His efforts were part of a voluntary project by a group of industrial and systems engineering students to redesign the room. The project resulted in an elegantly simple U-shape arrangement of tables and chairs that will better facilitate teamwork and discussion among legislators.
The project began when a state representative contacted industrial and systems engineering lecturer Terry Mann, who then assembled a team of students to work with State Representative Kelda Roys (D-Madison) and her aides.
Before the project, the room was arranged like a typical classroom with all the Democratic legislators facing the party leaders seated at the head of the room.
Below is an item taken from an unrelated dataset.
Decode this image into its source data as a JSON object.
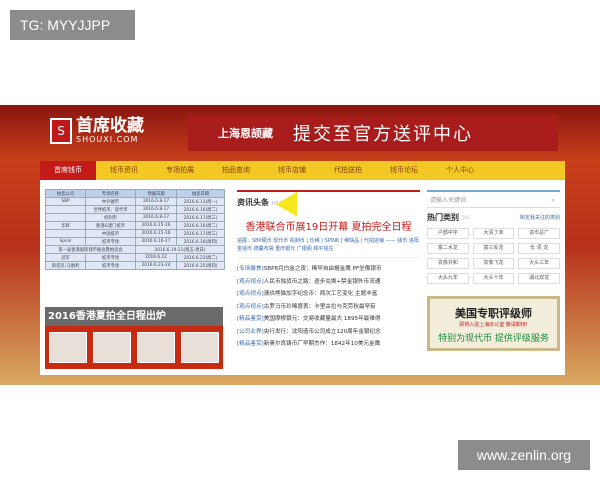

The legislators wanted a new arrangement, especially as budget discussions sometimes kept them in the caucus room for more than 18 hours a day, but they were too busy to tackle the problem on their own.
The student team, led by Myers, approached the redesign with industrial engineering principles and created a variety of room mockups with Microsoft Office Visio.
“We relied on our experiences as students sitting in classroom environments, and we had a sense for what works best for doing group work,” says Myers, who worked with students Ben Borsuk, Mark Cigich, Jake Gafner, Ji Shun Liu, Joe Madden and Arjun Mishra.
The challenge for the team was to develop an inclusive design that discouraged small side conversations and avoided a physical focus on party leadership. The U-shape design accomplished both goals and was quickly accepted by legislators.
“I've had so many representatives, including our leadership, thank me for finding you and praise the new setup,” writes Roys in a letter to the team. “I can only image how much more trying our budget discussions might have been if we had still been using our old arrangement.”
For student Mark Cigich, the redesign was a worthwhile addition to his classes and homework.
“It was a simple project, but it had an important feeling since we were directly helping legislators be better able to do their work,” he says.